The problem for the commission is that the greening of consumerism is international, raising doubts about the impact Australian law can have. Multinational companies, which are often based outside Australia, determine their products’ global marketing strategies. Australians are also exposed through the internet and imported publications to green claims published overseas on products sold here.

In November Britain’s Advertising Standards Authority criticised a newspaper advertisement by Royal Dutch Shell showing the outline of an oil refinery with flowers sprouting from its chimneys. The ads, which ran in newspapers in Britain, Germany, the Netherlands and Belgium, were headlined: “Don’t throw anything away. There is no away.” Part of the ad read: “We use our waste CO2 to grow flowers, and our waste sulfur to make super-strong concrete.”

But the British advertising watchdog found Royal Dutch Shell’s ads were likely to mislead readers. “In the absence of qualification, most readers were likely to interpret … that Shell used all, or at least the majority, of their waste CO2 to grow flowers, whereas the actual amount was a very small proportion, when compared to the global activities of Shell,” the ruling said.

In a statement defending the ad, designed by the agency J. Walter Thompson, Shell said: “We believe that the advertisement is a creative and striking way of drawing attention to the problem of waste disposal.”

In late November the University of Technology, Sydney held a sustainable business forum called “Ecoconsumerism – Oxymoron?” Cameron Tonkinwise, the former UTS director of design studies, says there are companies that make blatantly false greenwashing claims. “But I think quite often companies are making claims they don’t know are false or partial.”

The basic problem is establishing an environmental claim to be false, Tonkinwise says. Sustainability is always a matter of degree, so “all environmental claims are going to be somewhat rubbery or political”. He says: “The point the public is not smart enough in getting at the moment is that you’re not going to be more sustainable by buying more sustainable products. You are going to be more sustainable by living more sustainably, and buying products is actually a very small percentage of that.

“You can buy a green washing powder and you can buy an energy-efficient, green-star-rated washing machine, but the most sustainable thing you can do is wash less.”

Consumers are now more environmentally aware – last year a GlobeScan survey of 23 countries, including Australia, showed 90 per cent of people knew they had to change their buying behaviour.

But their choices are overridden by confusion, convenience, cost and habit, says Kate Norris, the Australian Consumers Association’s sustainable consumption project officer. Companies’ misleading green claims exacerbate the problem, she says.

Consumers don’t know how to compare products, Norris says.

“If one product says environmentally friendly and another says sustainable or carbon-neutral, which one should they go for?”

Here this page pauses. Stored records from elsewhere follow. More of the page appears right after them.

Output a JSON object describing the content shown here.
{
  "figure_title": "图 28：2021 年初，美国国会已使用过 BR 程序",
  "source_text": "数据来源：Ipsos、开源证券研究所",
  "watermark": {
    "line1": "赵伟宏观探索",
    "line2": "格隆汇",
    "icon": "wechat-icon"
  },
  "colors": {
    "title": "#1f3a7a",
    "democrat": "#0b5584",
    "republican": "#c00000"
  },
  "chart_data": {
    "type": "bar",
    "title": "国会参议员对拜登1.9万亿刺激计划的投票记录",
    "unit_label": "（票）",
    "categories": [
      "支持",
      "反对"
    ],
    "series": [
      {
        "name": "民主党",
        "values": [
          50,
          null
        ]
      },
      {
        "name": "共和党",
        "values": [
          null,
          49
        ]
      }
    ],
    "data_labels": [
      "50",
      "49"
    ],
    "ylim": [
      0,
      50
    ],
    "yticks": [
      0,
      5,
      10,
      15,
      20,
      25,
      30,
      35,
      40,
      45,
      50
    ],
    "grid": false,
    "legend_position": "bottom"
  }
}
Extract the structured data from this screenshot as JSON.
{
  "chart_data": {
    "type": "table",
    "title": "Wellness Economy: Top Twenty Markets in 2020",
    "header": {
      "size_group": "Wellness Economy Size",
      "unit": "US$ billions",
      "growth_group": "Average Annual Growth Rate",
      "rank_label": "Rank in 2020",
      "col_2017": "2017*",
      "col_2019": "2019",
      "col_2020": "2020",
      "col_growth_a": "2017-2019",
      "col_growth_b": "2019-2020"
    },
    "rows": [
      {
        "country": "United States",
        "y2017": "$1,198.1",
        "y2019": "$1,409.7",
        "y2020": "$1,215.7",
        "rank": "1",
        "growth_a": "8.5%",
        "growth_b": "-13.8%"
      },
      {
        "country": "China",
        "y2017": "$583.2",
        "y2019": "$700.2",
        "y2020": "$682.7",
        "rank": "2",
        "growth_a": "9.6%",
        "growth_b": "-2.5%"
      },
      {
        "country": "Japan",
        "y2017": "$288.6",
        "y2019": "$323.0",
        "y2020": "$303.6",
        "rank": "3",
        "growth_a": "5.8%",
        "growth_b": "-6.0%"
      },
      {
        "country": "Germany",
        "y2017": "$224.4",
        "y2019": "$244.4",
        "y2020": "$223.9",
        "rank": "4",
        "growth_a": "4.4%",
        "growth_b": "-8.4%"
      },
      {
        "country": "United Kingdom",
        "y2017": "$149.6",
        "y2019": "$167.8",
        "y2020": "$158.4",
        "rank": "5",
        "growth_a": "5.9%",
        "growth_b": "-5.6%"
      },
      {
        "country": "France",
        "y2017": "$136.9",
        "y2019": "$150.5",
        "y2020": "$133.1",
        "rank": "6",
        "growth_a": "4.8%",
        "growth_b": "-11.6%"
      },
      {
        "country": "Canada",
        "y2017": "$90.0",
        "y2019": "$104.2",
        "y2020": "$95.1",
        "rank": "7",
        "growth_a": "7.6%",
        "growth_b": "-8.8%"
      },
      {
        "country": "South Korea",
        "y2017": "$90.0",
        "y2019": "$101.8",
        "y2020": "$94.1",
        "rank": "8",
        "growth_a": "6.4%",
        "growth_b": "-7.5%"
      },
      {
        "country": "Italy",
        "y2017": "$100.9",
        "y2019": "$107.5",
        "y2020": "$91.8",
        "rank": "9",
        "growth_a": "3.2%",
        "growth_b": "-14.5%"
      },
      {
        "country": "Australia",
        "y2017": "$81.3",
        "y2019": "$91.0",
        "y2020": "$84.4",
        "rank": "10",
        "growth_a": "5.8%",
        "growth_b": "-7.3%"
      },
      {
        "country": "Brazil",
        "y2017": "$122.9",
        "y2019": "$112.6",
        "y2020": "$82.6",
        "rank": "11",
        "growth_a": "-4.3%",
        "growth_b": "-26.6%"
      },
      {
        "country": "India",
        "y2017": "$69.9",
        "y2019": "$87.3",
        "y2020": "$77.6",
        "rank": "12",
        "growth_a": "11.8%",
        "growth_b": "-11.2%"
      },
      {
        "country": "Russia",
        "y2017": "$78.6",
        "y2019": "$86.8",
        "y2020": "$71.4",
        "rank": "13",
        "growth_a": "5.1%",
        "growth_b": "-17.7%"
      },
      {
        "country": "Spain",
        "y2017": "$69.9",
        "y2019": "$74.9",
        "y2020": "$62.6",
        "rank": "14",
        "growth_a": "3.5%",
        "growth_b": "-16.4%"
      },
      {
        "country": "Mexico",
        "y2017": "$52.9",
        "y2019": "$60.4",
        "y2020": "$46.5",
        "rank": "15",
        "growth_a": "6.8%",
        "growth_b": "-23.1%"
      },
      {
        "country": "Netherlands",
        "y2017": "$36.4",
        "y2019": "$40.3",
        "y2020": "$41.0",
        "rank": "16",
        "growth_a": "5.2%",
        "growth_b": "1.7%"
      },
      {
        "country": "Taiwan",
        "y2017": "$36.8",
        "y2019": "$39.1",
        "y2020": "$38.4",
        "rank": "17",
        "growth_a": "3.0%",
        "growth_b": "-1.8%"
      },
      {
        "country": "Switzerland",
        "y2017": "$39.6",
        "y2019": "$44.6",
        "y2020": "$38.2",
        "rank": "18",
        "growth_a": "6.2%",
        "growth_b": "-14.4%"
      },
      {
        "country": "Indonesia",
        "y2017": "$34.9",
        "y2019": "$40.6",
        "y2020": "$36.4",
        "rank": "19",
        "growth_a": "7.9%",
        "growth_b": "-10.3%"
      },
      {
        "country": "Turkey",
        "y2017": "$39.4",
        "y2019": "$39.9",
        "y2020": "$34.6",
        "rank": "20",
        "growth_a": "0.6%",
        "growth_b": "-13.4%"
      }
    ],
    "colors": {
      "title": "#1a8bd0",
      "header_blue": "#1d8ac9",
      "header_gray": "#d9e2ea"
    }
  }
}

Murray Hogarth, a strategy project leader with the environmental consultancy Ecos Corporation in Newtown, points to the Shell and Saab examples, but says: “None of this represents an argument for rejecting the greening of consumerism. It is just another battle to make sure the market gets it right.

“We want good companies with good products to be rewarded richly, and bad companies – laggards with bad products – to be really punished in the marketplace, because that’s what will drive change.”

The commission, Hogarth says, has the power to name, shame and prosecute. This needs to be supplemented by strengthened “commercial regulation”, with retailers such as Coles and Woolworths putting pressure on the companies in the supply chain to put a “carbon story” on the label of their products for consumers to make informed buying judgments.

He warns: “Nobody wants to see people making megabucks out of greenwashing with completely fraudulent products, but equally if we’re too perfectionist about it then a whole lot of players will think it’s all too hard.”